While smaller is often better in the field of nanotechnology, where new materials and technologies are created on an atomic and molecular scale, the shrinking state budget has left Yale and University of Connecticut researchers scrambling to find other sources of funding.

When the administration of Gov. M. Jodi Rell proposed to set aside $5 million in 2008 to create two centers to house state-of-the-art nanotechnology equipment at Yale and UConn, researchers said the funding would have propelled Connecticut into the front ranks of nanotechnology innovation. But with the money as good as gone — the proposal was absent from both the 2008 state budget and this year’s budget — the centers are on hold, and researchers must now travel out-of-state to competing institutions to conduct their research.

“[When] the budget crunch hit, all was postponed indefinitely,” said Mark Reed, the associate director of nanoscience at the Yale Institute for Nanoscience and Quantum Engineering, which would have hosted one of the new centers.

Nanotechnology, which began to take off in the 1980s, has been used to develop fuel cells, biofuels, energy storage devices, drug delivery systems and cancer treatments. While nanotechnology research at Yale focuses on biological and pharmaceutical applications, research at the University of Connecticut focuses on developing new materials.

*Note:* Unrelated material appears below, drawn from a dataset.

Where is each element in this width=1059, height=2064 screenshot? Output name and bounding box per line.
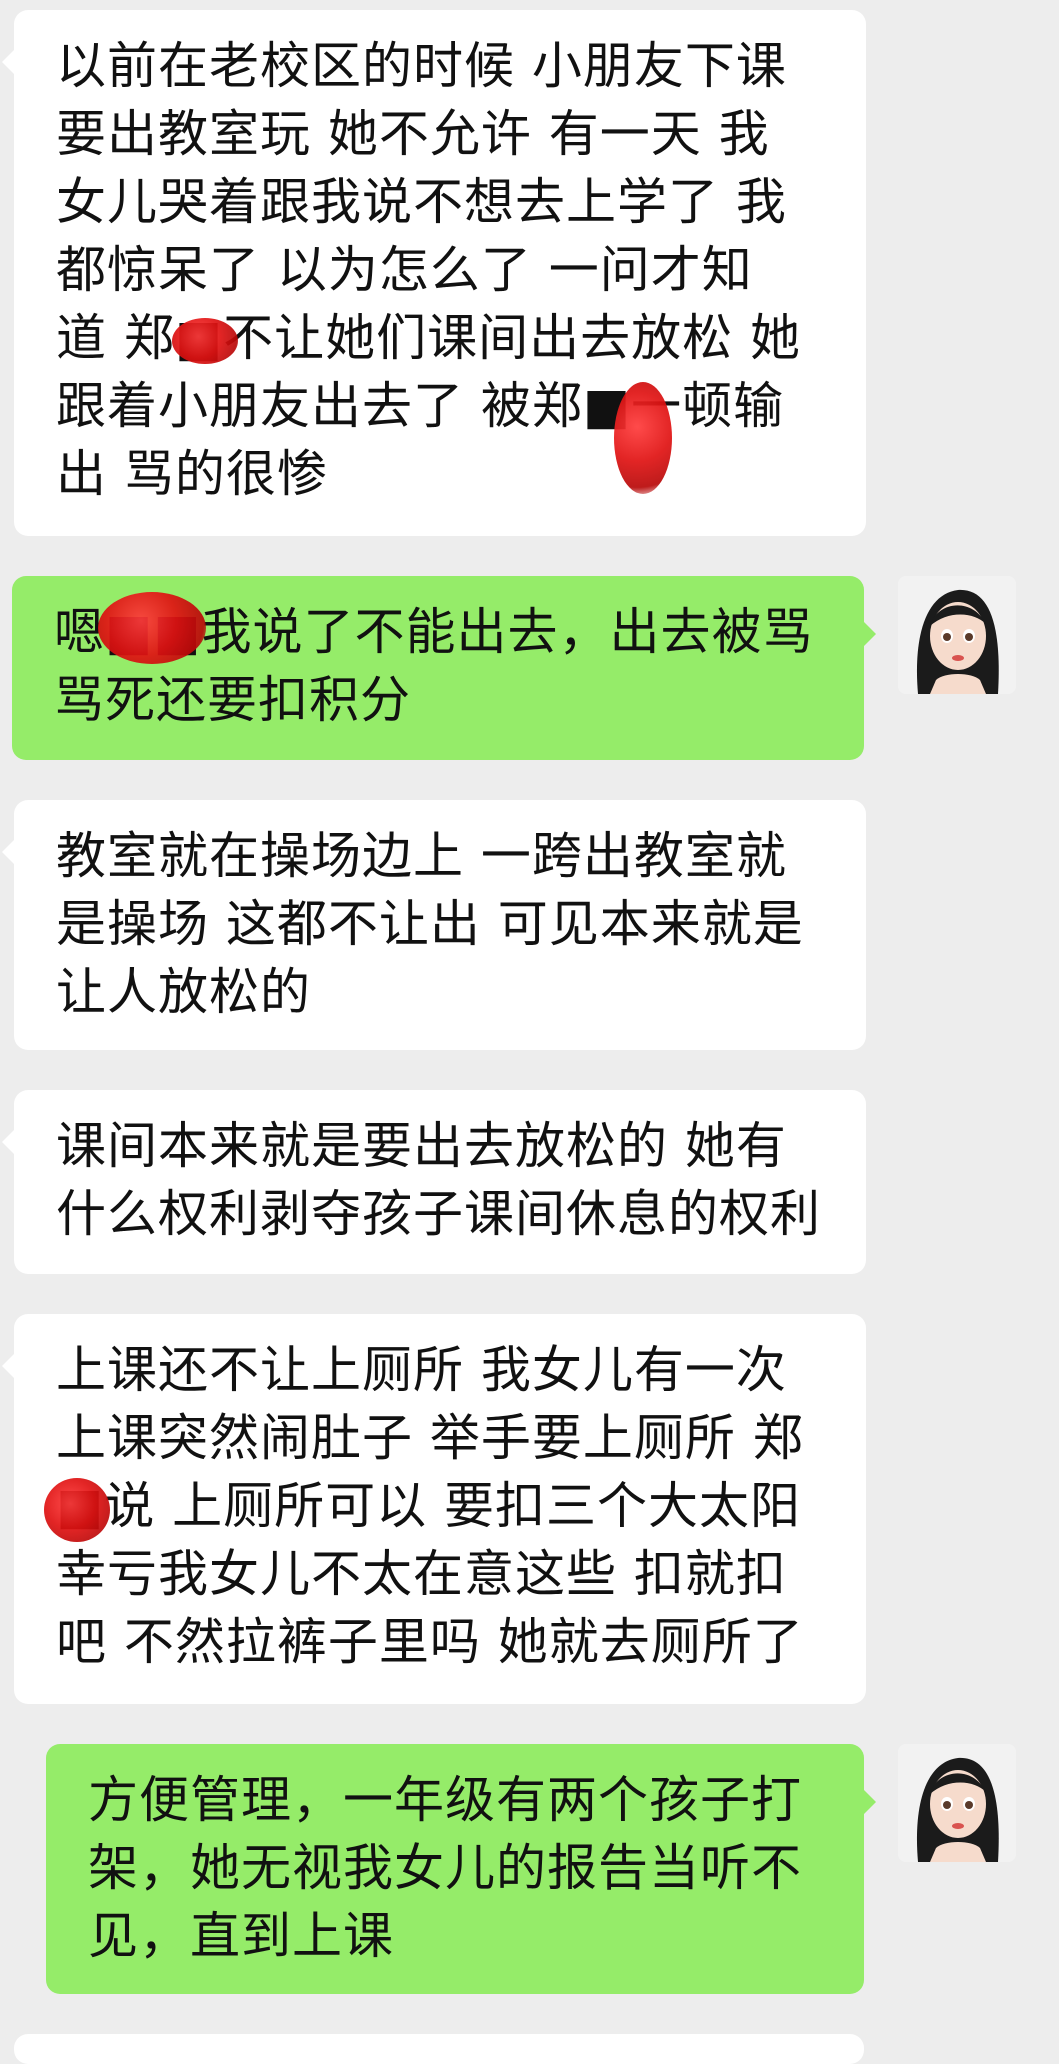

Researchers from UConn and Yale originally thought the nanotechnology centers would raise Connecticut’s profile in nanotechnology while stimulating small business development and job growth, said Rob Keating, the state’s workforce development director. Half of the funding for the $10 million centers would have come from the state, with Yale and the University of Connecticut putting up matching investments, he said.

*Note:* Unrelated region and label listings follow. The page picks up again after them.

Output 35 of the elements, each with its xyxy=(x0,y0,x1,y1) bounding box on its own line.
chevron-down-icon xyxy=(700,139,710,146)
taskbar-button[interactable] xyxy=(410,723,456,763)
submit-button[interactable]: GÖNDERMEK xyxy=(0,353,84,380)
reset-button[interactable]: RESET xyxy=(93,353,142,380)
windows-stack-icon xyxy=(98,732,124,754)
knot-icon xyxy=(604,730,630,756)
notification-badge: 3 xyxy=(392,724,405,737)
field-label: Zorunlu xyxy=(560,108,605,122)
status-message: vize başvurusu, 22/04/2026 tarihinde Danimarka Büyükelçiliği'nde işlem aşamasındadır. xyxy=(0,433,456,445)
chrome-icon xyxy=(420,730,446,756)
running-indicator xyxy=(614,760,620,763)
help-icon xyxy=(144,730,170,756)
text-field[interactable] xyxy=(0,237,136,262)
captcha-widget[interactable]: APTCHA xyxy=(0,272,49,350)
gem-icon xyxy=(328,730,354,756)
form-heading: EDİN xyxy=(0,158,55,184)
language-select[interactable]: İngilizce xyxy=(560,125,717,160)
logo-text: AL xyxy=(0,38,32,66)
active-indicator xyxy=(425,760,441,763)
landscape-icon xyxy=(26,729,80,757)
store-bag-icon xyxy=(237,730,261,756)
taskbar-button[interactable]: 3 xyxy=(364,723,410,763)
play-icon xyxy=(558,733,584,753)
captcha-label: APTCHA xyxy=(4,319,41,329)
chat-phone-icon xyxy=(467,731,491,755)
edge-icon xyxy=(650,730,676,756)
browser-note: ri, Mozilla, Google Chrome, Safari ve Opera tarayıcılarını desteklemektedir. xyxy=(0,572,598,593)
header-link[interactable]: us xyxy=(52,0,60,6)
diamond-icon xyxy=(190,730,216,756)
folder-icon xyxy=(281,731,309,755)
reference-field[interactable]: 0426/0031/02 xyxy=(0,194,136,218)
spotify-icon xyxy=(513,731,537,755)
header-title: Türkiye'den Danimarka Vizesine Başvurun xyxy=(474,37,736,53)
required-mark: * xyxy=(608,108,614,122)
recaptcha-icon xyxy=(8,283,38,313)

“The state must afford to spend a little money to make investments towards the future,” said University of Connecticut professor Fotios Papadimitrakopoulos, who is an associate director of the school’s Institute of Material Science, the would-besite of the second center. “[But] by the time we were willing to put out the money, the economy crashed.”

Most of the funding would have gone to buying a $4 million high-resolution transmission electron microscope, Papadimitrakopoulos said. While the most precise microscopes currently available to the schools can see up to 0.2 nanometers, or about the width of two atoms, the new microscope would have been able to see down to 0.07 nanometers.

Without the more advanced equipment, Connecticut scientists have to travel to other universities such as Harvard and Cornell to conduct their research, Papadimitrakopoulos said. Not only are researchers inconvenienced by travel time, but also have to pay fees to use the instruments, he added.

Furthermore, the absence of advanced equipment at Yale and the UConn makes it much harder for the researchers to compete for federal grants, he added. Federal funding for nanotechnology research comes from the National Nanotechnology Initiative, with about $1.6 billion spread across 13 federal agencies.

The advanced equipment would also have improved collaboration between universities and local business, which would have lead to more commercial products, said Samuel Brauer, a consultant and the founder of Nanotech Plus, based in Stamford, Conn. As it is, Yale is already behind in spinning off its nanotechnology research into new companies, Brauer said.

The researchers said they hope that the state government changes its mind before Connecticut loses its edge in nanotechnology research.

“I hope there would be enough of a public outcry and that people would be stirred up a bit,” Brauer said. “Hopefully, [Gov.] Rell will reconsider the decision.”

According to advisory firm Lux Research, nanotechnology-enabled products will form a $3.1 trillion market by 2015.